Applying a limited amplitude filter
We can use the wt_signal_level() function to search for
sounds that exceed a certain amplitude threshold.
if (dir.exists(".")) {
signal_file <- wt_audio_scanner(path = ".", file_type = "wav", extra_cols = T)
} else {
'Can\'\t find this directory'
}
wt_signal_level(path = signal_file$file_path,
fmin = 0,
fmax = 10000,
threshold = 5,
channel = 'left')
# Run
s
# Return a list object, with parameters stored
str(s)
# We can view the output:
s['output']
# We have eleven detections that exceeded this threshold.Linking data to WildTrax
Make tasks at any time using a wt_* standard data set
with wt_make_aru_tasks().
wt_make_aru_tasks(input = files |>
select(-file_path), task_method = "1SPT", task_length = 180)If you’ve already uploaded recordings to WildTrax, scan your media
using wt_audio_scanner() and a relative folder path.
my_files <- wt_audio_scanner(path = '/my/BigGrid/files', file_type = 'all', extra_cols = F)And then download the project data you wish to compare it to:
my_projects <- wt_get_projects("ARU") |>
dplyr::filter(grepl("Cypress", project)) |>
dplyr::pull(project_id) |>
wt_download_report(sensor_id = "ARU", reports = "main")Alternatively use wt_get_sync("organization_recordings")
to get a list of all recordings.
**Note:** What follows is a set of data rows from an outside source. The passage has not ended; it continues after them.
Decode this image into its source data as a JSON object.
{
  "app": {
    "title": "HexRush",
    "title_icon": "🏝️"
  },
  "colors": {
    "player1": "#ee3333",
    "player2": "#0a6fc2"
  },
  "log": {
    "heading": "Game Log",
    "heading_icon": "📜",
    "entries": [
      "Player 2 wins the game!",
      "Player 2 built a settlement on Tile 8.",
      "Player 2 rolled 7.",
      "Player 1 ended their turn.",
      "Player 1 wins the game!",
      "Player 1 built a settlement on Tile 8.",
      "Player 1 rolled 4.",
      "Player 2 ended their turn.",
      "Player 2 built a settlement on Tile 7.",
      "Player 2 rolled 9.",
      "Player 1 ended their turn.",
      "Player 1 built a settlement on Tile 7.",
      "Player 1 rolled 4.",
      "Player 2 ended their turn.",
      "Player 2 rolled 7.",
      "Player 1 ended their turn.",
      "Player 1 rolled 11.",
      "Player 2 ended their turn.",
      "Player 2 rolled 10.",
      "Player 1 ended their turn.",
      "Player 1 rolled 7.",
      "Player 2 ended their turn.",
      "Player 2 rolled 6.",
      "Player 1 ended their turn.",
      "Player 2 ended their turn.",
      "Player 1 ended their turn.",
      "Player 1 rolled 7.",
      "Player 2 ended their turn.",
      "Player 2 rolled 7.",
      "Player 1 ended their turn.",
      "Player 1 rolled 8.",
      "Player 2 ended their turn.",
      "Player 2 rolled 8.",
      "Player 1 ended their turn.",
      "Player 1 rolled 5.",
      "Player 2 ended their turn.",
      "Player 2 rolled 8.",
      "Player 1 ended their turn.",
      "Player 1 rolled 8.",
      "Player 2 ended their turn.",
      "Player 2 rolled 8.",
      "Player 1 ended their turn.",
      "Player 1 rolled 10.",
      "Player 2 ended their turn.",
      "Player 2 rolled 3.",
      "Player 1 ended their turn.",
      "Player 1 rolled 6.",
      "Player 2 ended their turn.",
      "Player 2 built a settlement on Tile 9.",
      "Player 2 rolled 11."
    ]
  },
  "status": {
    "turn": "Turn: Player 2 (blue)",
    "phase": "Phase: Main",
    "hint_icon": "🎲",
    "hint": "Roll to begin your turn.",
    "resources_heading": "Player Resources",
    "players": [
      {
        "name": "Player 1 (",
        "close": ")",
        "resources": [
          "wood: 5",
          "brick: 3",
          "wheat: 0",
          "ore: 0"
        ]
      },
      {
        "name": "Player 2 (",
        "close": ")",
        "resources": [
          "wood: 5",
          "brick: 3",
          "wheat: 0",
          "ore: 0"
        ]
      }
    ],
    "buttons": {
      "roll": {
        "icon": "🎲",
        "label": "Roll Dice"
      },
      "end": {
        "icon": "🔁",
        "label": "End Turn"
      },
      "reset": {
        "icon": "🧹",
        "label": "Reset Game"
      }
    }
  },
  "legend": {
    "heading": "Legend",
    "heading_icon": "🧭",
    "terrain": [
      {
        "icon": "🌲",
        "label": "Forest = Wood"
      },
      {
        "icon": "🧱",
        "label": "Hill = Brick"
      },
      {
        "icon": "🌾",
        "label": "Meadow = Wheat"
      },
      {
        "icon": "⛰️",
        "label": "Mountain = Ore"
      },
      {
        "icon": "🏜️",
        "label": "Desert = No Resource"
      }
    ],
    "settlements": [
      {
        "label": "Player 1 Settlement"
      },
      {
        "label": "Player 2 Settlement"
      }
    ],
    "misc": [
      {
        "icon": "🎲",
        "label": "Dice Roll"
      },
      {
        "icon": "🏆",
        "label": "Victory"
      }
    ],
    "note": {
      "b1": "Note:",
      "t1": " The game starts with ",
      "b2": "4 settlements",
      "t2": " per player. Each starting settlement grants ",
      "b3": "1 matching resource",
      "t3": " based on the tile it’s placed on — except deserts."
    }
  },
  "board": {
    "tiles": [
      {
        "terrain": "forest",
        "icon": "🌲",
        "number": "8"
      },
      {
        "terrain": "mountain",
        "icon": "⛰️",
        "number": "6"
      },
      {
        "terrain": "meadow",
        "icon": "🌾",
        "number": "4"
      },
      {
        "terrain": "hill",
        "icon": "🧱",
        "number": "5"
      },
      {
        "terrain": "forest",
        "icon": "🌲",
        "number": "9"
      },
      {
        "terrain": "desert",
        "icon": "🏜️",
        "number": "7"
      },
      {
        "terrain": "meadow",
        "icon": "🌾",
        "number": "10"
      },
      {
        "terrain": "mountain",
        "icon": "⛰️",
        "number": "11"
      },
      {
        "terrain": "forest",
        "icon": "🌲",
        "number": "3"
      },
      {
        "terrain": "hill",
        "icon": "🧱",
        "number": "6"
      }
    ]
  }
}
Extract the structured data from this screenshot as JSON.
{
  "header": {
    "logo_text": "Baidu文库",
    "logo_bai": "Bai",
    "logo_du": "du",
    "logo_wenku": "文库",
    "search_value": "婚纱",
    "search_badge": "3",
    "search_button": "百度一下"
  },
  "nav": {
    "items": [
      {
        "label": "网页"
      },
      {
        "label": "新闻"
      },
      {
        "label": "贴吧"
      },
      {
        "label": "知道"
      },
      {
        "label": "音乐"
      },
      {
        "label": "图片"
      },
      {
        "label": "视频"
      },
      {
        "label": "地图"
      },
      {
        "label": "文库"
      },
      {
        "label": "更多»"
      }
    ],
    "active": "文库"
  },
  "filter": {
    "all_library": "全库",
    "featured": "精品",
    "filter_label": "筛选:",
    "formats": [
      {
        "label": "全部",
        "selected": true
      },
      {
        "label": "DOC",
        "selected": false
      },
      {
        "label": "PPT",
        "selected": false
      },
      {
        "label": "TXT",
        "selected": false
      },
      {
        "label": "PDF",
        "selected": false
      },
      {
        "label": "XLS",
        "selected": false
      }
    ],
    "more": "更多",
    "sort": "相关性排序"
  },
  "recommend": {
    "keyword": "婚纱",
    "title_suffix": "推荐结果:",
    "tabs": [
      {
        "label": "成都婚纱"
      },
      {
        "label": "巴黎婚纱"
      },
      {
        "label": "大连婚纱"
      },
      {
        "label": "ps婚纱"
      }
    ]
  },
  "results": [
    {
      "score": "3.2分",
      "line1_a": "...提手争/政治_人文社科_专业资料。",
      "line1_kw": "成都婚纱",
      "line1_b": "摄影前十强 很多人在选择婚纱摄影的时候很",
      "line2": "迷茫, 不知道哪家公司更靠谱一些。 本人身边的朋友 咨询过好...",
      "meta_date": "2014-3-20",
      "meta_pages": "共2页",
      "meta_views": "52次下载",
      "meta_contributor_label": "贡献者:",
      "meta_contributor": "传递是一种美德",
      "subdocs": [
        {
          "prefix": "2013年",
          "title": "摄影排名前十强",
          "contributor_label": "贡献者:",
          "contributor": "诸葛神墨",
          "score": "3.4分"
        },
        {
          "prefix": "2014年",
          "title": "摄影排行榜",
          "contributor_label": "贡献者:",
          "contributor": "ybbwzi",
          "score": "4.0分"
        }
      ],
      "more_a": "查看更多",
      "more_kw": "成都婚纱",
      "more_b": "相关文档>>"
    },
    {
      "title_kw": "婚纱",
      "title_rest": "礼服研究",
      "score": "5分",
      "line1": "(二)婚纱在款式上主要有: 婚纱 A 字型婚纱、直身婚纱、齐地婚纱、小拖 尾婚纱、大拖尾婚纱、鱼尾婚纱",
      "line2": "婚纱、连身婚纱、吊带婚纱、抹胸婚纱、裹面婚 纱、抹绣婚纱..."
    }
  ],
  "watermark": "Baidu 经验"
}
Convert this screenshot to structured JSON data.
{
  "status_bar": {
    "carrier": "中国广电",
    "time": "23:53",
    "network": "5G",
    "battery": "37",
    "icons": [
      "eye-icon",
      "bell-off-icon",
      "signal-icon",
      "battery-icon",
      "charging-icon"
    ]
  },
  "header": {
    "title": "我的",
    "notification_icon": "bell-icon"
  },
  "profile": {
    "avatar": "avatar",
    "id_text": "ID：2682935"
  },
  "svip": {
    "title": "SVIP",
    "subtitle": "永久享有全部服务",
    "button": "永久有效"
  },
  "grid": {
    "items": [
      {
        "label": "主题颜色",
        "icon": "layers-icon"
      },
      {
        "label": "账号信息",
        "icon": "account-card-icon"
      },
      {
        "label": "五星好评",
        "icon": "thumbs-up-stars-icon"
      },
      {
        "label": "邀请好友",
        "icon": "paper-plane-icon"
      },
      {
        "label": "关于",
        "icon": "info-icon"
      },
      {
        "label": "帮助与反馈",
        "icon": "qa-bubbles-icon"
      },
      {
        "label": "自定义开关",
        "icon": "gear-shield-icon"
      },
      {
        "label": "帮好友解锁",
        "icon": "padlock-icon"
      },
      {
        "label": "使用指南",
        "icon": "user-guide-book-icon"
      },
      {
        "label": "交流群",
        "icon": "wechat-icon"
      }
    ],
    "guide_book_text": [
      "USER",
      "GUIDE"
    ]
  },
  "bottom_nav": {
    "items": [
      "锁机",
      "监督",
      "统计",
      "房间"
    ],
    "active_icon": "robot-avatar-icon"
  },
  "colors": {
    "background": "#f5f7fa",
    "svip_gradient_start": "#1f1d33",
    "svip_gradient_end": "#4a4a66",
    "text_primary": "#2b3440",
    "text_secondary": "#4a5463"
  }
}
Then either filter out or do an
dplyr::anti_join() on location and recording_date_time.
That should give you the remaining list of media that has not been
processed or uploaded to WildTrax yet.
Integrating legacy data from classifiers
The wildrtrax package provides tools for integrating
classifier outputs from Wildlife Acoustics’ Kaleidoscope
and Songscope into
WildTrax-compatible data formats using the
wt_songscope_tags() and wt_kaleidoscope_tags()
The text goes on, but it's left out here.